Celebrate the flavors of spring with this beautiful, fresh Arugula Spring Salad featuring peas, asparagus, radishes, mint and a simple lemon dressing. (vegan, gluten-free)
This arugula spring salad is my newest salad obsession.
It's full of ALL the gorgeous spring vegetables: arugula, green peas, snap peas, asparagus and radishes, with a generous sprinkling of fresh mint for an extra delicious spring punch, topped with a simple lemon vinaigrette made with just 2 ingredients - lemon and olive oil. What more could you want in a breezy spring salad?
How about pistachios for a little crunch?

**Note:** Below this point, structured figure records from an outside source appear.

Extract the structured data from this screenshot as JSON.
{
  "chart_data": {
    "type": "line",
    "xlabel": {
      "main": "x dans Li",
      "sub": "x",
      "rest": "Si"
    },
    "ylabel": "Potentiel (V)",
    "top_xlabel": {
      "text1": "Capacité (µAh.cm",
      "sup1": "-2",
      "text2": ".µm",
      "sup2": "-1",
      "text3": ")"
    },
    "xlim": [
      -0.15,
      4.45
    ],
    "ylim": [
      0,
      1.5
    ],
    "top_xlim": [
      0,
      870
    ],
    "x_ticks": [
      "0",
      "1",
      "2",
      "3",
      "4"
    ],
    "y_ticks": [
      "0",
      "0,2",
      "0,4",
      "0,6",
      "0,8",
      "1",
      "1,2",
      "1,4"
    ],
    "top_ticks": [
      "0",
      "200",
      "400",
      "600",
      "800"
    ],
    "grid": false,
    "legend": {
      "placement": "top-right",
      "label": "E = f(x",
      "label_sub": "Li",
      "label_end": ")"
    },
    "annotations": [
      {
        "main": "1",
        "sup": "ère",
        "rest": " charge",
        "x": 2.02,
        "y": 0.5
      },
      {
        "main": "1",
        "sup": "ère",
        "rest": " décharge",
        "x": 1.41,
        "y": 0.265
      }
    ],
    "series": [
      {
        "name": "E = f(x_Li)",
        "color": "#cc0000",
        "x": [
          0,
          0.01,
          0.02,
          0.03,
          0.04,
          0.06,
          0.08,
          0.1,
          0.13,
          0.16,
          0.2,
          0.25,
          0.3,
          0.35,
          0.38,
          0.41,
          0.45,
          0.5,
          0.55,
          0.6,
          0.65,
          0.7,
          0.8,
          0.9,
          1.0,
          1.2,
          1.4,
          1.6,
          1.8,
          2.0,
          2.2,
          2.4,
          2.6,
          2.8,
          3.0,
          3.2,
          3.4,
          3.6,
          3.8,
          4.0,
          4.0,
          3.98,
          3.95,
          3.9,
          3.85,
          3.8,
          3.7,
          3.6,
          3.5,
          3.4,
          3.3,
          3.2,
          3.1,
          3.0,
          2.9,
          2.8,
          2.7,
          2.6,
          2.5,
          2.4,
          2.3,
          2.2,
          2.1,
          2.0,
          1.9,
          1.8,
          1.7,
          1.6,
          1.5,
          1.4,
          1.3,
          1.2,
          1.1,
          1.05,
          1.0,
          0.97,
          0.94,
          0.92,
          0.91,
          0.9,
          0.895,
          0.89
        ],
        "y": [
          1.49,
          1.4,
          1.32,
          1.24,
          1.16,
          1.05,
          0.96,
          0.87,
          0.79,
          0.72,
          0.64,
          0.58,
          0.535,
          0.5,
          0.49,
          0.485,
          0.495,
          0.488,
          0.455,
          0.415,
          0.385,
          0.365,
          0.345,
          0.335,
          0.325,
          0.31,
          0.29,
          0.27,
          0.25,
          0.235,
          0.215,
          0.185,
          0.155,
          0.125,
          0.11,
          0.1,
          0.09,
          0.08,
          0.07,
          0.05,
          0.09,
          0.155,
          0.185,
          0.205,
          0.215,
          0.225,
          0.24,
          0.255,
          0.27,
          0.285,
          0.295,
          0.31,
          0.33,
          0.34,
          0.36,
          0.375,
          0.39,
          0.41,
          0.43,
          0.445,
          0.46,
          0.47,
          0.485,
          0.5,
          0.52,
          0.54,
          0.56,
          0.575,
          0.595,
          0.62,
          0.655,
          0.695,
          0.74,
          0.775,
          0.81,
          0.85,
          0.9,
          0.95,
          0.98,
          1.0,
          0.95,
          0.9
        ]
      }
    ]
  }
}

Those are in there too.
I typically have a very hard time not adding cheese to salads because I think everything tastes better with the right cheese, but I honestly didn't even think about adding cheese to this one because it has a ton of flavor already. But if you must (and I don't blame you), I think this arugula spring salad would be fabulous with a little sprinkling of parmesan.
I could go on and try to convince you of how delicious this spring salad is, but I won't other than to tell you to just try it and see for yourself. Because to be quite honest, I don't feel like writing much more and I have a sweet sleeping puppy in my lap who needs my attention. Happy spring, friends!
Did you make this recipe? Please leave a star rating in the comments!
PrintSpring Asparagus Arugula Salad
Celebrate the flavors of spring with this beautiful, fresh Arugula Spring Salad featuring peas, asparagus, radishes, mint and a simple lemon dressing. (vegan, gluten-free)
- Total Time: 15 minutes
- Yield: 2-4 servings 1x
- Category: salad
- Method: stovetop
- Cuisine: American
Ingredients
- 1 cup asparagus spears, cut into 3-inch pieces
- ½ cup peas, fresh or frozen
- ½ cup snap peas, roughly chopped
- 2 cups arugula
- ½ cup radishes, sliced thinly
- ½ cup fresh mint leaves, roughly chopped
- ¼ cup pistachios, roughly chopped
- Juice of ½ lemon
- 1 tbsp olive oil
- ¼ tsp sea salt
- ½ tsp freshly cracked black pepper
Instructions
- Place asparagus and peas into a small skillet or saucepan and cover with water. Bring to a gentle boil and cook until asparagus are bright green, about 1 minute. Immediately remove from heat, drain, and place asparagus and peas into an ice water bath to stop the cooking. Let cool and drain.
- In a large bowl, toss cooled asparagus and peas, snap peas, arugula, radishes, mint and pistachios.
- In a small bowl, whisk together lemon juice, olive oil, salt and pepper. Pour over salad and toss to coat. Refrigerate until ready to serve.